Application of Plant Tissue Culture in Agriculture

Tissue culture has been widely applied for more than half a century and is now used to improve many crops important to developing country food security including major staples such as rice, potato, and banana.

Crops that are important to develop countries that are improved and propagated by tissue culture include:

  • Cassava, sweet potato, and yam

  • Commercial Plantation Crops: coffee, cocoa, sugar cane, oil palm, and tea

  • Horticultural Crops: cardamom, artichoke, garlic, ginger, and vanilla

  • Fruit Trees: almond, citrus, coconut, date palm, grape, lemon, olive, pistachio, pineapple, etc.

Some of the countries with well-developed tissue culture programs are Gabon, Kenya, Nigeria, and Uganda.

Some of the greatest successes with tissue culture have been demonstrated with vegetatively propagated root crops. For example, disease-free sweet potatoes have been adopted on 500,000 hectares in Shandong Province in China, increasing yields between 30%–40% and incomes for 7 million sweet potato producers by 3.6%–1.6%.

In India, potato breeders have started using tissue culture to detect viruses at the initial stages of seed production. This has led to an estimated 2 to 3 fold increase in seed health whilst generating more than $4 million in revenues.

Farmers in Vietnam participate in the use of tissue culture for high-yielding, late-blight resistant potatoes. This has enabled them to double their yields from 10 to 20 tonnes per hectare.

Fun Facts about Plant Tissue Culture

  • It was invented by a German Botanist named Gottlieb Haberlandt in 1898.

  • It takes about 10-14 weeks to develop beginning from clipping to cell multiplication.

  • Medicinal plants are cultured to obtain active compounds for the herbal and pharmaceutical industries.

  • The media used for Plant tissue culture is agar. It is obtained from plant seaweeds. It is used universally as a gelling agent for various tissue culture formation. 

Conclusion

After reading this write-up you are in a position to answer any question asked in the exam related to Plant Tissue Culture – Nutritional Requirements, Culture Steps, and Application. Here we have discussed the definition of plant tissue culture, its requirements, steps of growing such a culture, and its applications.

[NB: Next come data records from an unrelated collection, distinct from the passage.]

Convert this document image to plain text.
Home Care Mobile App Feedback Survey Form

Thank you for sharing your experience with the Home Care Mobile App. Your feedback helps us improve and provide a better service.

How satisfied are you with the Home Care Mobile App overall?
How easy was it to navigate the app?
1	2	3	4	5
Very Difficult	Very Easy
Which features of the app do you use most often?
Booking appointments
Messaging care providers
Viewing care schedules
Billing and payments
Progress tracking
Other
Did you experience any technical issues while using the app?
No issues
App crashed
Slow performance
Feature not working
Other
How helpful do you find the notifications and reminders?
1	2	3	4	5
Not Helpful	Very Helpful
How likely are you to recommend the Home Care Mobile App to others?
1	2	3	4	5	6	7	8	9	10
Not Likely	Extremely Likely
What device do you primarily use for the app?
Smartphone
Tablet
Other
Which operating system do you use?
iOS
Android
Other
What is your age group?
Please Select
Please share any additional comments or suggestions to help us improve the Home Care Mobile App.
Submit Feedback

After learning so much about plant tissue culture and its impact on various developing nations, one can easily say that this new development in the field of biotechnology is here to stay. It can help in increasing the productivity of various crops thereby meeting the demands of an ever-increasing population. 

Also, it is understood that there is a large scope of further research and development in this field and a lot remains to be discovered.